Affabula e porta voti al cosiddetto pdmenoelle. Ma chi vive di regali e favori, pur non commettendo reato, come fa a proporsi come governante di gente che si suda ogni centesimo che ha in tasca? E tutte le promesse che fa e farà chi le pagherà? Indovinate un po'...
Sono un elettore del centro sinistra e penso che l'assoluzione di d'alfonso non sia sufficiente per renderlo ripresentabile ai miei occhi. I dubbi di francia sono anche i miei.
Pur essendo di sinistra (berlingueriana) tifo Luciano D'Alfonso ,perché lo considero un grande politico, pero' la puzza di fariseismo e'veramante insopportabile. Ottima analisi di Christian ,come sempre.
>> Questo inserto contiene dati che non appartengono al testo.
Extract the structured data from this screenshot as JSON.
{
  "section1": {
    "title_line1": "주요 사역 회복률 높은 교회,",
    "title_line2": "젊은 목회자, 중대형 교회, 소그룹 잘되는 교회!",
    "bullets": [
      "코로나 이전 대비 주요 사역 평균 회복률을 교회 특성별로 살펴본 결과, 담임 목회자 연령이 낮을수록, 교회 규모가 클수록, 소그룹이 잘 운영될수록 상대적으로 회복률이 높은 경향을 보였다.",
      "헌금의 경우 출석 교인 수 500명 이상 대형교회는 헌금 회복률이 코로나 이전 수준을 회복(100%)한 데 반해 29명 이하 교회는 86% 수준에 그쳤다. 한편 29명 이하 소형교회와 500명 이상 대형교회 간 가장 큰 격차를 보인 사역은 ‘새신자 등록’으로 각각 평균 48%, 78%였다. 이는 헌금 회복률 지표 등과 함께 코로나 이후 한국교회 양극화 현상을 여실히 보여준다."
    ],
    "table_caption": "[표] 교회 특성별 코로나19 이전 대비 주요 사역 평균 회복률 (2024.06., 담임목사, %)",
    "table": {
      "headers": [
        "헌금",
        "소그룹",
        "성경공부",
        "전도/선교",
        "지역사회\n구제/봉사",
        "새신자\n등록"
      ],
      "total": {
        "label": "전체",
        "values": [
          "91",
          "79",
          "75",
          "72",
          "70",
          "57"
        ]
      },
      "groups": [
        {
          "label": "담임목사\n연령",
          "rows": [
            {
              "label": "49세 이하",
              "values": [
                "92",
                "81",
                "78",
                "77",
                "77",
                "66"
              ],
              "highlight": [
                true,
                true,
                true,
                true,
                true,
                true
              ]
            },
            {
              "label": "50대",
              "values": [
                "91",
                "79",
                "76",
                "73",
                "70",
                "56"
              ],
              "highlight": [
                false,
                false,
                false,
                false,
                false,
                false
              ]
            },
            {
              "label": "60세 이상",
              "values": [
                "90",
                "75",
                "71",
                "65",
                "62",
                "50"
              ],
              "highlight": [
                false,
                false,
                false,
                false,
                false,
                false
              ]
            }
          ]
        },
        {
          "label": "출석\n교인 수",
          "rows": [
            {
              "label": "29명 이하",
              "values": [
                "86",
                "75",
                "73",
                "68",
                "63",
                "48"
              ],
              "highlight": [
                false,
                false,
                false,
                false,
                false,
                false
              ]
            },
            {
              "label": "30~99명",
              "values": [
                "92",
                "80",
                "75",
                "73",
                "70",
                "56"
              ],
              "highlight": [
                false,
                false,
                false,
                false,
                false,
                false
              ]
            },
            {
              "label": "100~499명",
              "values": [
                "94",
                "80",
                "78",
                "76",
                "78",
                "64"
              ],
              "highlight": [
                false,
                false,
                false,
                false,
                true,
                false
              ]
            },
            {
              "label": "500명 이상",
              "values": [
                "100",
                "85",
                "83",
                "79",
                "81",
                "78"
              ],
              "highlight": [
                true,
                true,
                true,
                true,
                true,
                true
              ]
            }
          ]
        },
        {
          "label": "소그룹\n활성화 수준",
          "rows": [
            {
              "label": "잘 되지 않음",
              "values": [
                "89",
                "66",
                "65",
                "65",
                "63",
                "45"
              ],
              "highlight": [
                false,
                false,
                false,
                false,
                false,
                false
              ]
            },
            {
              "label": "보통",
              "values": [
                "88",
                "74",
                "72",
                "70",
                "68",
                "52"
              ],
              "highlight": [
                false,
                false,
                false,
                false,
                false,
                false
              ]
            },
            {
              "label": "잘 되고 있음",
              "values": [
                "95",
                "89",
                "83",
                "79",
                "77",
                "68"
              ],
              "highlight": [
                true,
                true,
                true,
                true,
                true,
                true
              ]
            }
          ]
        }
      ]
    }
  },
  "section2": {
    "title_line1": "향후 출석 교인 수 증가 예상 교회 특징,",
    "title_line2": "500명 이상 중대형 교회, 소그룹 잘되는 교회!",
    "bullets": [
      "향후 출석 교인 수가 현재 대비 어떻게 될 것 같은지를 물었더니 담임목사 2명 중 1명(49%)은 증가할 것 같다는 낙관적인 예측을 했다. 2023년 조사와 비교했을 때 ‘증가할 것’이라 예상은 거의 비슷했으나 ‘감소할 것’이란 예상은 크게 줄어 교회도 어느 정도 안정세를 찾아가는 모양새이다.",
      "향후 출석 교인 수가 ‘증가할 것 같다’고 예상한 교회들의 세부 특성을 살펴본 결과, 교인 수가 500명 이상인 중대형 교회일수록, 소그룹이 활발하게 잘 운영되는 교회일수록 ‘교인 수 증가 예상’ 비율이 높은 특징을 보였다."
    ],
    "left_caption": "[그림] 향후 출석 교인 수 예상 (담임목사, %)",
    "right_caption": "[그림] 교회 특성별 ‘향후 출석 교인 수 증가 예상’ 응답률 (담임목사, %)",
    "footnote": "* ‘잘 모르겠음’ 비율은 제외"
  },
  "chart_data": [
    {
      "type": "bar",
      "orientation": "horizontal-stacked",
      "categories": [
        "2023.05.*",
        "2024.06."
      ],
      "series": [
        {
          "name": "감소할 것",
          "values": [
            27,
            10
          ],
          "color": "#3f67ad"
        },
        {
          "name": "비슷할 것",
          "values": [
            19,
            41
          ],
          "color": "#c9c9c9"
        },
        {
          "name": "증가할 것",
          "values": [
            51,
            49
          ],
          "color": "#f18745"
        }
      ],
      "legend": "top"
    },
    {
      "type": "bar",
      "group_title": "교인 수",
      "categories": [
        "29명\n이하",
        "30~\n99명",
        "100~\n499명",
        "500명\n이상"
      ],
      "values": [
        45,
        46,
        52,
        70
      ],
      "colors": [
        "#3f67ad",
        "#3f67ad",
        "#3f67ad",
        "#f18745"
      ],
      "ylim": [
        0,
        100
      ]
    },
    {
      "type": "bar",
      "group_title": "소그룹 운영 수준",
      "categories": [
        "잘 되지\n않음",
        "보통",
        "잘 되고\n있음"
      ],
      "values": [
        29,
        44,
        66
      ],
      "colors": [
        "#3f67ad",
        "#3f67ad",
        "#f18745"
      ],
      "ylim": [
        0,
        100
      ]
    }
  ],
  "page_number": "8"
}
Personalmente non credo che il centrosinistra debba reintegrare il sig. D'Alfonso così come se nulla fosse. Innanzi tutto il segretario regionale del PD che in questi anni come un esecutore materiale di ordini dell'area ex DS non ha perso tempo ad allontanare l'area moderata vicina a D'alfonso con l'esclusione di qualche gallina e gallinaccio che pensavano di proteggersi dietro al giovane segretario. Oggi il sig. Paolucci si sente più vicino a SEL o a Rivoluzione Civile ? Tutti quelli che invece lo osannavano e che oggi gli anno girato le spalle (ex margherita) che fine faranno ? Vede sig. Francia lei molto spesso analizza le cose in modo non del tutto corretto ma in questo caso io condivido il suo pensiero. Mi domando molto spesso e vi domando: ma se Berlusconi dovesse essere scagionato da tutte le sue inchieste tornerebbe ad essere un novello imprenditore con la voglia di politica ? buona notte.
Sig.Ortenzio per vincere occorrono i numeri e non penso che Paolucci stia facendo bene.